FEMA decided that churches can now qualify as community centers that can receive government aid in the wake of a natural disaster. This is problematic on a number of levels.
1. It further intertwines government and religion. Already Jefferson’s wall of separation is under assault, with private school vouchers, proselytizing presentations in public schools, and inappropriate influence on textbooks and curricula. By accepting government aid for church repairs and renovations, churches will be beholden to government for such assistance, undermining their ability to speak out against government abuses. By using taxpayer dollars for churches, many Americans will find their pocketbooks depleted for institutions that wouldn’t even welcome them in.
2. It will diminish the amount of money FEMA can spend on rebuilding other institutions in the wake of a catastrophic storm. FEMA doesn’t have limitless resources, so spending on a new area means spending less on existing ones. With their grand spaces, historic facades, in addition to stone and hardwood materials, churches may use up a disproportionate amount of relief funding that could be going to individual property owners, as well as schools, community centers, and other government buildings.

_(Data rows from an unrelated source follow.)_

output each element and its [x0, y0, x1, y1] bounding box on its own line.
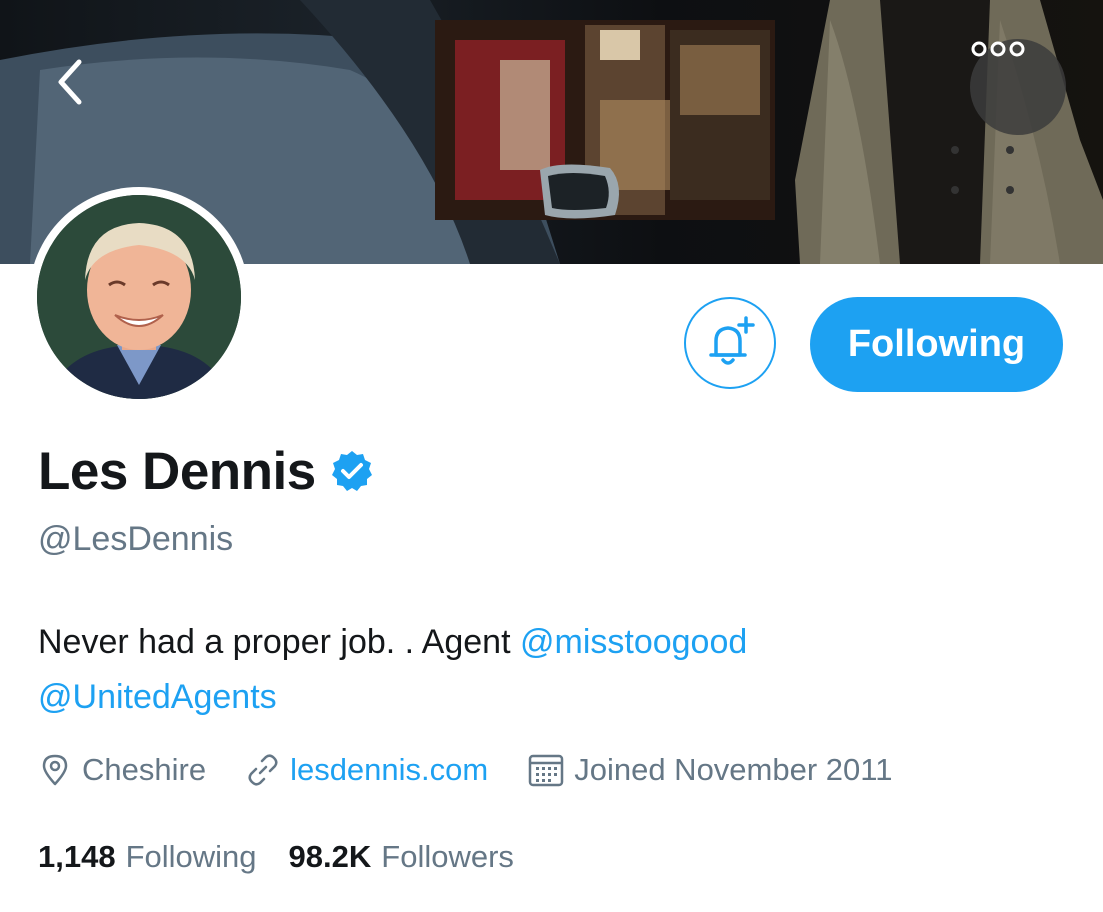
- mention-link-unitedagents[interactable]: @UnitedAgents: [38, 678, 277, 716]
- calendar-icon: [528, 754, 564, 787]
- profile-name-row: Les Dennis: [38, 436, 374, 506]
- website-item: lesdennis.com: [246, 752, 488, 788]
- following-count: 1,148: [38, 839, 116, 874]
- more-horizontal-icon: [971, 41, 1025, 57]
- more-options-button[interactable]: [970, 39, 1066, 135]
- followers-stat[interactable]: 98.2K Followers: [289, 839, 514, 875]
- display-name: Les Dennis: [38, 441, 316, 501]
- notifications-button[interactable]: [684, 297, 776, 389]
- verified-badge-icon: [330, 449, 374, 493]
- location-text: Cheshire: [82, 752, 207, 787]
- mention-link-misstoogood[interactable]: @misstoogood: [520, 623, 747, 661]
- avatar-frame: [29, 187, 249, 407]
- bell-plus-icon: [709, 316, 755, 365]
- followers-count: 98.2K: [288, 839, 372, 874]
- back-button[interactable]: [55, 58, 115, 118]
- avatar-photo: [37, 195, 241, 399]
- following-stat[interactable]: 1,148 Following: [38, 839, 257, 875]
- joined-item: Joined November 2011: [528, 752, 892, 788]
- joined-text: Joined November 2011: [574, 752, 893, 787]
- bio: Never had a proper job. . Agent @misstoo…: [38, 615, 1058, 725]
- following-button[interactable]: Following: [810, 297, 1063, 392]
- chevron-left-icon: [58, 59, 82, 105]
- following-label: Following: [125, 839, 257, 874]
- website-link[interactable]: lesdennis.com: [290, 752, 488, 788]
- handle: @LesDennis: [38, 520, 234, 558]
- profile-stats: 1,148 Following 98.2K Followers: [38, 835, 546, 879]
- avatar[interactable]: [37, 195, 241, 399]
- followers-label: Followers: [381, 839, 514, 874]
- location-pin-icon: [42, 754, 68, 786]
- profile-meta: Cheshire lesdennis.com Joined November 2…: [38, 748, 932, 792]
- link-icon: [248, 754, 278, 786]
- location-item: Cheshire: [38, 752, 206, 788]
- bio-text: Never had a proper job. . Agent: [38, 623, 520, 661]
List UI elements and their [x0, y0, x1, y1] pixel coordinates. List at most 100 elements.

3. Special rights for religion inherently discriminate against the nonreligious. Even though a number of secular facilities like political, athletic, recreational, vocational, and secular nonprofit facilities remain closed to disaster relief, FEMA has seen fit to make a special exception for churches. Whereas the other facilities are open to everyone, pay taxes on their income and property, and report their finances annually to the government so that they are open for review, churches can exclude people, pay no taxes, and keep their finances a secret. So when they take government funds for rebuilding we can’t even verify that those funds weren’t redirected to public proselytizing.
4. Allowing this kind of direct funding of religion is a solution without a problem. Churches whose buildings were damaged when actually sheltering people during a storm were always able to receive government funds to refurbish their structures. What’s new is that churches that did not provide assistance to those suffering from storms will now be able to receive government funds to rebuild structures destroyed by the storm. So, if we’re not giving the money to churches because of their relief efforts, why are we giving it to them?
5. Political grandstanding is driving this change. It’s not happening because there’s a desperate need to fund churches in order to ensure robust relief efforts, but it does make politicians look good to bolster churches, and anything that strikes of merging church and state is a boost to politicians like President Trump and his cronies on the Far Right. The more we allow for government regulations to be decided on political and religious grounds instead of a fact-based analysis of current community needs and compliance with constitutional principles, the more divided our country becomes.
This decision by FEMA harms communities affected by natural disasters by decreasing the amount of money that will go to buildings dedicated to helping all members of that community in favor of supporting sectarian houses of worship that only appeal to certain members of the community. Such a decision is morally problematic, constitutionally questionable, and undermines key American values. It should be reversed as soon as possible.